There’s Angelina Jolie, Bill Clinton, Ben Stiller, Mel Books, Cate Blanchett, Richard Dawkins, Bob Hawke, Michael Parkinson … the list of celebrities, politicians, thought game-changers and the simply fascinating touches all corners of the globe and all walks of life.
One name that doesn’t seem to fit that list is Liz.
Liz was 48, a businesswoman and dying of terminal cancer. Denton interviewed her as part of his 17 part podcast series produced in conjunction with The Wheeler Centre, Better Off Dead, that looks into the complex issue of assisted dying in Australia and asks why “good people are being forced to die bad deaths”.
“I’ve had the privilege of interviewing some great people in my career,” Denton half laughs.
“Liz is in my top ten. If life is water she was an Alka Seltzer.”
Watch Andrew Denton describe his stance on euthanasia below (post continues after video).
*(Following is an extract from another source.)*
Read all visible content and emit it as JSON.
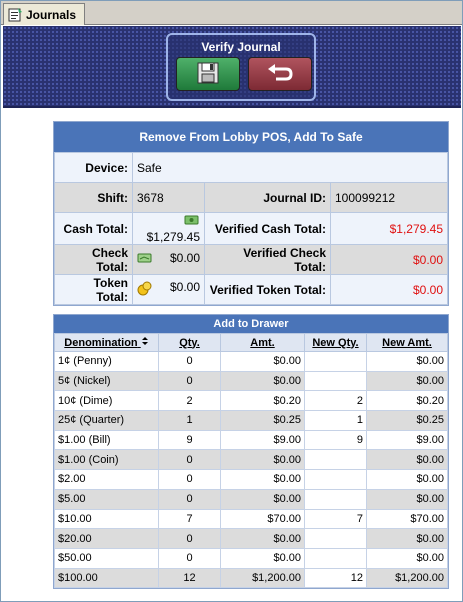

At the time of the interview, Liz – who has since passed away – was dying painfully and cruelly. When ‘every single door closed behind her’ she wanted to be able to save herself from unnecessary suffering. But no-one would help her die and she had to organise her death herself. It was complicated because she didn’t want to die violently and she didn’t want to risk any legal consequences for her 26-year-old son Callum or her brother. She researched the lethal and illegal drug Nembutal, bought it and spent six hours, on one of her last days, weighing it on her kitchen table and conducting tests for purity. She was forced to contemplate dying alone. She didn’t want to die alone.
Liz was articulate and laughed and cried with Denton. She was pragmatic and protective of her family. Denton followed her over her last year as she walked him through her life, her pain and the possibilities and planning of how she will die.
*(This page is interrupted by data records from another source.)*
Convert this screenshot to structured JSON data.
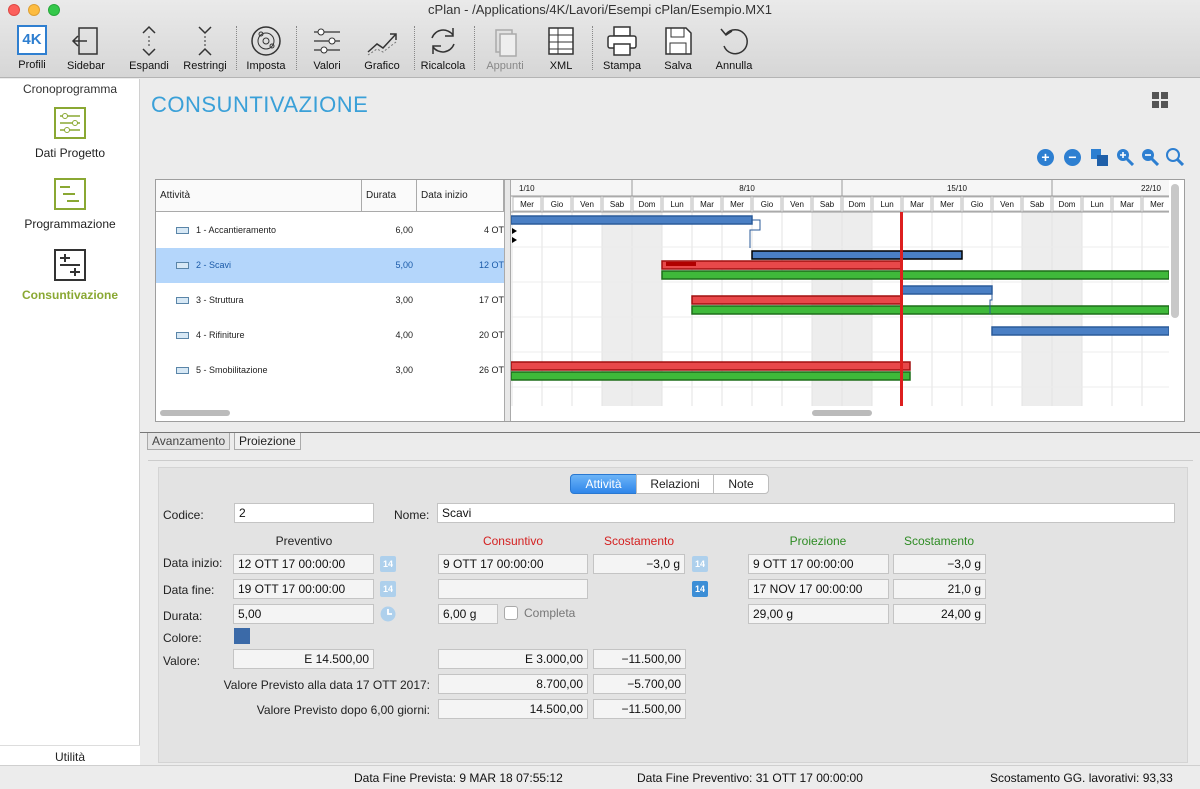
{
  "window": {
    "title": "cPlan - /Applications/4K/Lavori/Esempi cPlan/Esempio.MX1"
  },
  "toolbar": {
    "profili": "Profili",
    "sidebar": "Sidebar",
    "espandi": "Espandi",
    "restringi": "Restringi",
    "imposta": "Imposta",
    "valori": "Valori",
    "grafico": "Grafico",
    "ricalcola": "Ricalcola",
    "appunti": "Appunti",
    "xml": "XML",
    "stampa": "Stampa",
    "salva": "Salva",
    "annulla": "Annulla",
    "logo_text": "4K"
  },
  "sidebar": {
    "header": "Cronoprogramma",
    "items": [
      {
        "label": "Dati Progetto",
        "icon": "sliders-icon"
      },
      {
        "label": "Programmazione",
        "icon": "schedule-icon"
      },
      {
        "label": "Consuntivazione",
        "icon": "progress-icon",
        "active": true
      }
    ],
    "footer": "Utilità"
  },
  "page": {
    "title": "CONSUNTIVAZIONE"
  },
  "table": {
    "columns": {
      "activity": "Attività",
      "duration": "Durata",
      "start": "Data inizio"
    },
    "rows": [
      {
        "name": "1 - Accantieramento",
        "duration": "6,00",
        "start": "4 OT"
      },
      {
        "name": "2 - Scavi",
        "duration": "5,00",
        "start": "12 OT",
        "selected": true
      },
      {
        "name": "3 - Struttura",
        "duration": "3,00",
        "start": "17 OT"
      },
      {
        "name": "4 - Rifiniture",
        "duration": "4,00",
        "start": "20 OT"
      },
      {
        "name": "5 - Smobilitazione",
        "duration": "3,00",
        "start": "26 OT"
      }
    ]
  },
  "gantt": {
    "weeks": [
      "1/10",
      "8/10",
      "15/10",
      "22/10"
    ],
    "days": [
      "Mer",
      "Gio",
      "Ven",
      "Sab",
      "Dom",
      "Lun",
      "Mar",
      "Mer",
      "Gio",
      "Ven",
      "Sab",
      "Dom",
      "Lun",
      "Mar",
      "Mer",
      "Gio",
      "Ven",
      "Sab",
      "Dom",
      "Lun",
      "Mar",
      "Mer"
    ],
    "colors": {
      "planned": "#4a7fc4",
      "actual": "#e8484a",
      "projection": "#3fb93a",
      "today": "#dd1f1f"
    }
  },
  "lower_tabs": {
    "avanzamento": "Avanzamento",
    "proiezione": "Proiezione"
  },
  "detail": {
    "segments": {
      "attivita": "Attività",
      "relazioni": "Relazioni",
      "note": "Note"
    },
    "codice_label": "Codice:",
    "codice": "2",
    "nome_label": "Nome:",
    "nome": "Scavi",
    "headers": {
      "preventivo": "Preventivo",
      "consuntivo": "Consuntivo",
      "scostamento": "Scostamento",
      "proiezione": "Proiezione",
      "scostamento2": "Scostamento"
    },
    "labels": {
      "data_inizio": "Data inizio:",
      "data_fine": "Data fine:",
      "durata": "Durata:",
      "colore": "Colore:",
      "valore": "Valore:",
      "valore_prev_data": "Valore Previsto alla data 17 OTT 2017:",
      "valore_prev_dopo": "Valore Previsto dopo 6,00 giorni:",
      "completa": "Completa"
    },
    "preventivo": {
      "inizio": "12 OTT 17 00:00:00",
      "fine": "19 OTT 17 00:00:00",
      "durata": "5,00",
      "valore": "E  14.500,00"
    },
    "consuntivo": {
      "inizio": "9 OTT 17 00:00:00",
      "fine": "",
      "durata": "6,00 g",
      "valore": "E  3.000,00",
      "prev_data": "8.700,00",
      "prev_dopo": "14.500,00"
    },
    "scostamento": {
      "inizio": "−3,0 g",
      "valore": "−11.500,00",
      "prev_data": "−5.700,00",
      "prev_dopo": "−11.500,00"
    },
    "proiezione": {
      "inizio": "9 OTT 17 00:00:00",
      "fine": "17 NOV 17 00:00:00",
      "durata": "29,00 g"
    },
    "scostamento2": {
      "inizio": "−3,0 g",
      "fine": "21,0 g",
      "durata": "24,00 g"
    },
    "calendar_icon_text": "14",
    "color_swatch": "#3b6aa8"
  },
  "status": {
    "fine_prevista": "Data Fine Prevista: 9 MAR 18 07:55:12",
    "fine_preventivo": "Data Fine Preventivo: 31 OTT 17 00:00:00",
    "scostamento": "Scostamento GG. lavorativi: 93,33"
  }
}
In one of the many memorable and aching excerpts from the podcast Denton asked Liz “in a perfect world” how would her death be.
She said she would be in her bed surrounded by her family and she wouldn’t want to make to big a deal of it.
“I imagine holding Callum’s hand and thinking about his birth at my death,” she said, her voice breaking. “I’d like it to be peaceful and without the anxiety of what is going to happen to these people that are with me now.”